Although serial peak expiratory flow (PEF) measurements are often used to assess the variability of airflow obstruction, the range of values to be expected in the general population has never been defined, nor is there any consensus as to how PEF variability should be expressed. We have compared PEF recordings made by 121 subjects selected at random from the population of a small town (Group A) and 221 subjects selected because of wheeze in the last year (Group B). Subjects were asked to record PEF every 2 h during waking hours for 7 days using a mini-Wright peak flow meter. Seven indices of PEF variability were derived for each subject and the range for each index determined. All indices showed a positively skewed distribution in the random sample. Two variability indices, standard deviation percent mean and amplitude percent mean, provided the greatest separation between subjects with both a diagnosis of asthma and wheeze in the last year and subjects with neither feature and also provided the highest intra-class correlation coefficients. We conclude that amplitude percent mean and standard deviation percent mean provide the best means of expressing PEF variability for epidemiological purposes, but that amplitude percent mean is more easily derived and appears to be the index of choice. PEF variability has a continuous distribution in the general population and no clear-cut division between asthmatic and nonasthmatic subjects can be defined.

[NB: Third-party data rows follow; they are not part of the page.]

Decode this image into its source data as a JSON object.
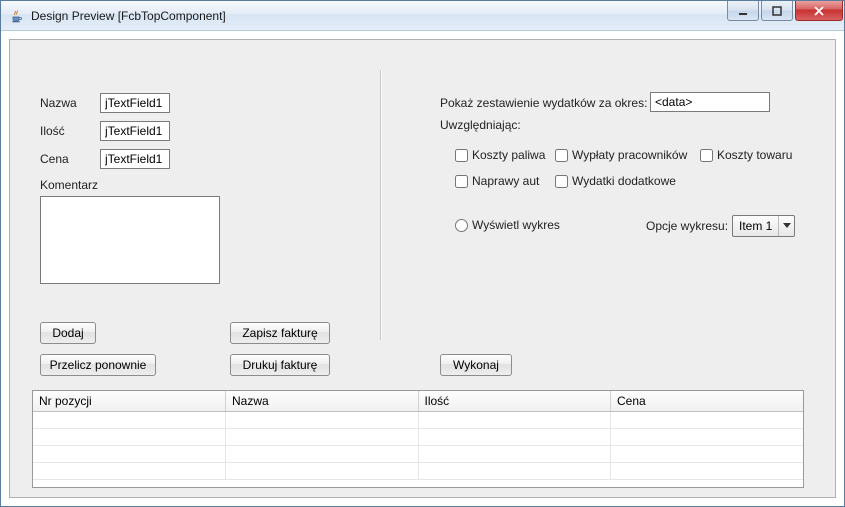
{
  "window": {
    "title": "Design Preview [FcbTopComponent]"
  },
  "left": {
    "labels": {
      "nazwa": "Nazwa",
      "ilosc": "Ilość",
      "cena": "Cena",
      "komentarz": "Komentarz"
    },
    "fields": {
      "nazwa": "jTextField1",
      "ilosc": "jTextField1",
      "cena": "jTextField1",
      "komentarz": ""
    },
    "buttons": {
      "dodaj": "Dodaj",
      "zapisz": "Zapisz fakturę",
      "przelicz": "Przelicz ponownie",
      "drukuj": "Drukuj fakturę"
    }
  },
  "right": {
    "period_label": "Pokaż zestawienie wydatków za okres:",
    "period_value": "<data>",
    "consider_label": "Uwzględniając:",
    "checks": {
      "paliwo": "Koszty paliwa",
      "wyplaty": "Wypłaty pracowników",
      "towar": "Koszty towaru",
      "naprawy": "Naprawy aut",
      "dodatkowe": "Wydatki dodatkowe"
    },
    "radio_wykres": "Wyświetl wykres",
    "opcje_label": "Opcje wykresu:",
    "opcje_selected": "Item 1",
    "wykonaj": "Wykonaj"
  },
  "table": {
    "headers": [
      "Nr pozycji",
      "Nazwa",
      "Ilość",
      "Cena"
    ],
    "rows": [
      [
        "",
        "",
        "",
        ""
      ],
      [
        "",
        "",
        "",
        ""
      ],
      [
        "",
        "",
        "",
        ""
      ],
      [
        "",
        "",
        "",
        ""
      ]
    ]
  }
}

尽管连续呼气峰值流速(PEF)测量常用于评估气流阻塞的变异性,但普通人群中预期的PEF值范围从未明确界定,对于如何表示PEF变异性也没有达成共识。我们比较了从一个小镇的人群中随机选取的121名受试者(A组)和因去年有喘息症状而入选的221名受试者(B组)的PEF记录。要求受试者在清醒时间每2小时使用小型赖特峰值流量计记录一次PEF,持续7天。为每个受试者得出7个PEF变异性指标,并确定每个指标的范围。在随机样本中,所有指标均呈正偏态分布。两个变异性指标,即标准差占均值百分比和振幅占均值百分比,在去年既有哮喘诊断又有喘息症状的受试者与既无这些特征的受试者之间提供了最大的区分度,并且类内相关系数也最高。我们得出结论,对于流行病学目的而言,振幅占均值百分比和标准差占均值百分比是表示PEF变异性的最佳方法,但振幅占均值百分比更容易得出,似乎是首选指标。在普通人群中,PEF变异性呈连续分布,无法明确界定哮喘患者和非哮喘患者之间的界限。